Die meisten beschädigten Wahlplakate hat mit Abstand die AfD zu verzeichnen. 318 Plakate der AfD wurden demoliert. Bei der CDU waren es 101 Plakate, gefolgt von der SPD mit 91, der Linken mit 64 und der FDP mit 41 lädierten Plakaten. 16 Plakate der Grünen sind beschädigt worden. In Schleswig-Holstein dokumentierte man bis zum 27. August elf Straftaten, die „keinen unmittelbaren Bezug zu einer bestimmten Partei erkennen“ ließen. In jeweils vier Fällen handelt es sich um Diebstahl und Sachbeschädigung von Wahlplakaten, in zwei Fällen um Beleidigungen und in einem Fall um Bedrohung. 

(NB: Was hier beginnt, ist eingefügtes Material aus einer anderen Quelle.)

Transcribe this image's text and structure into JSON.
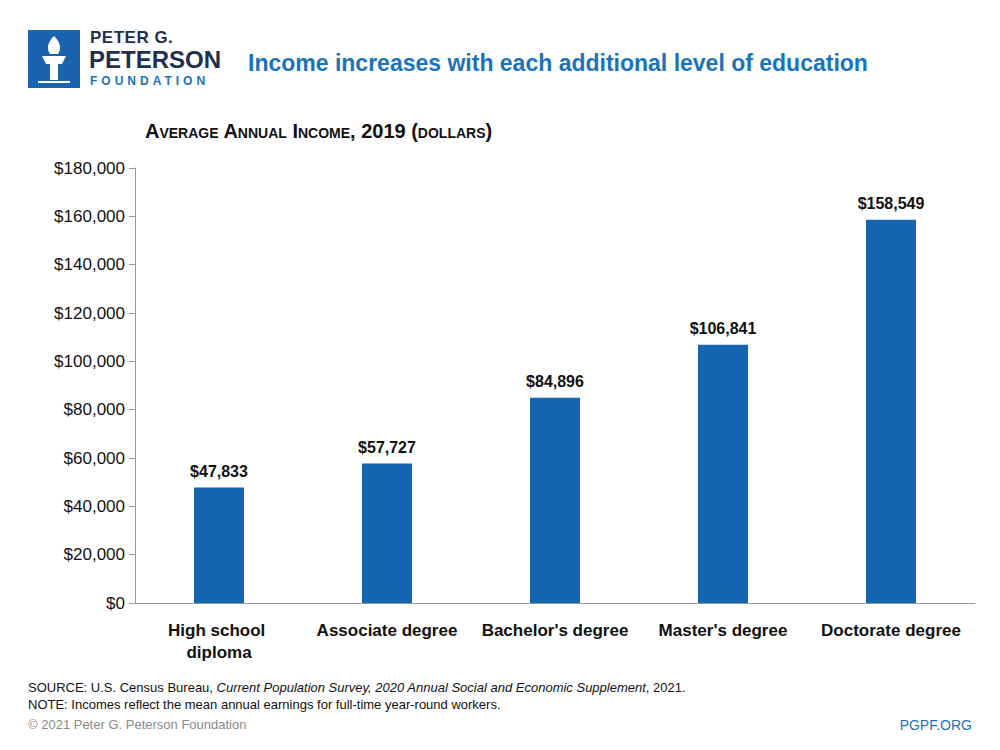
{
  "logo": [
    "PETER G.",
    "PETERSON",
    "FOUNDATION"
  ],
  "chart_data": {
    "type": "bar",
    "title": "Income increases with each additional level of education",
    "subtitle": "Average Annual Income, 2019 (dollars)",
    "categories": [
      "High school diploma",
      "Associate degree",
      "Bachelor's degree",
      "Master's degree",
      "Doctorate degree"
    ],
    "values": [
      47833,
      57727,
      84896,
      106841,
      158549
    ],
    "value_labels": [
      "$47,833",
      "$57,727",
      "$84,896",
      "$106,841",
      "$158,549"
    ],
    "color": "#1565b0",
    "ylim": [
      0,
      180000
    ],
    "yticks": [
      {
        "value": 0,
        "label": "$0"
      },
      {
        "value": 20000,
        "label": "$20,000"
      },
      {
        "value": 40000,
        "label": "$40,000"
      },
      {
        "value": 60000,
        "label": "$60,000"
      },
      {
        "value": 80000,
        "label": "$80,000"
      },
      {
        "value": 100000,
        "label": "$100,000"
      },
      {
        "value": 120000,
        "label": "$120,000"
      },
      {
        "value": 140000,
        "label": "$140,000"
      },
      {
        "value": 160000,
        "label": "$160,000"
      },
      {
        "value": 180000,
        "label": "$180,000"
      }
    ],
    "grid": false,
    "data_labels": true
  },
  "source": [
    "SOURCE: U.S. Census Bureau, ",
    "Current Population Survey, 2020 Annual Social and Economic Supplement",
    ", 2021."
  ],
  "note": "NOTE: Incomes reflect the mean annual earnings for full-time year-round workers.",
  "copyright": "© 2021 Peter G. Peterson Foundation",
  "website": "PGPF.ORG"
}
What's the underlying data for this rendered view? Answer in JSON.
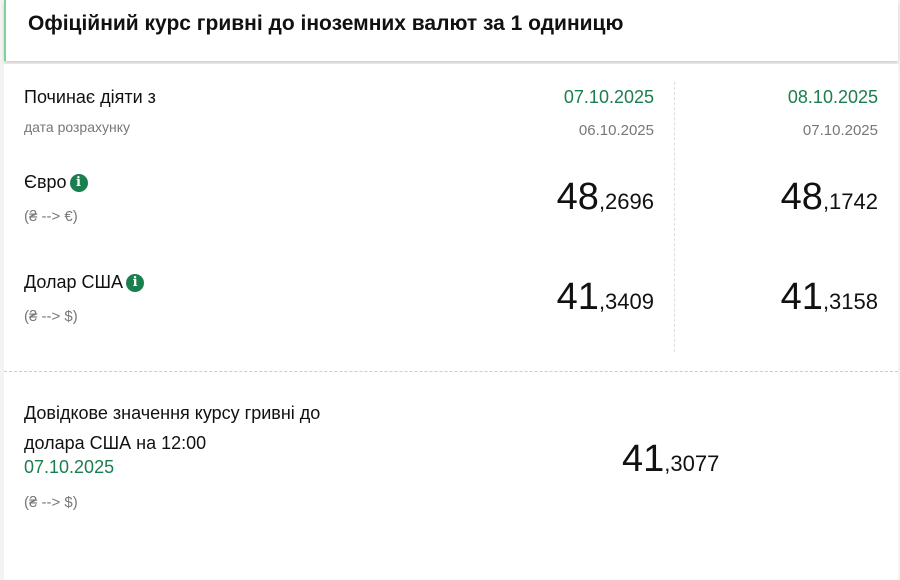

Das LKA Sachsen-Anhalt hat vorerst nur Informationen über beschädigte Wahlplakate der vergangenen Landtagswahlen im Juni. Mit 265 Wahlplakaten war auch hier die AfD Hauptziel von Vandalen. Danach folgen die CDU mit 68, die Linkspartei mit 54, die SPD mit 40, die FDP mit 28 und die Grünen mit 23 zerstörten Plakaten. Für Sachsen-Anhalt sowie für die restlichen nicht genannten Bundesländer werden genaue Fallzahlen erst nach der Bundestagswahl vorliegen.

Die Bundestagswahl selbst sei sicher, versprach Bundeswahlleiter Georg Thiel unterdessen am Dienstag erneut. Die technischen Systeme seien mehrfach gesichert, auf mögliche Pannen könne man umgehend und routiniert reagieren. „Alle Auszählungen sind öffentlich“, versicherte Thiel. das endgültige Wahlergebnis werde zudem nach „alter Schule“ analog und in Papierform übertragen und verwahrt.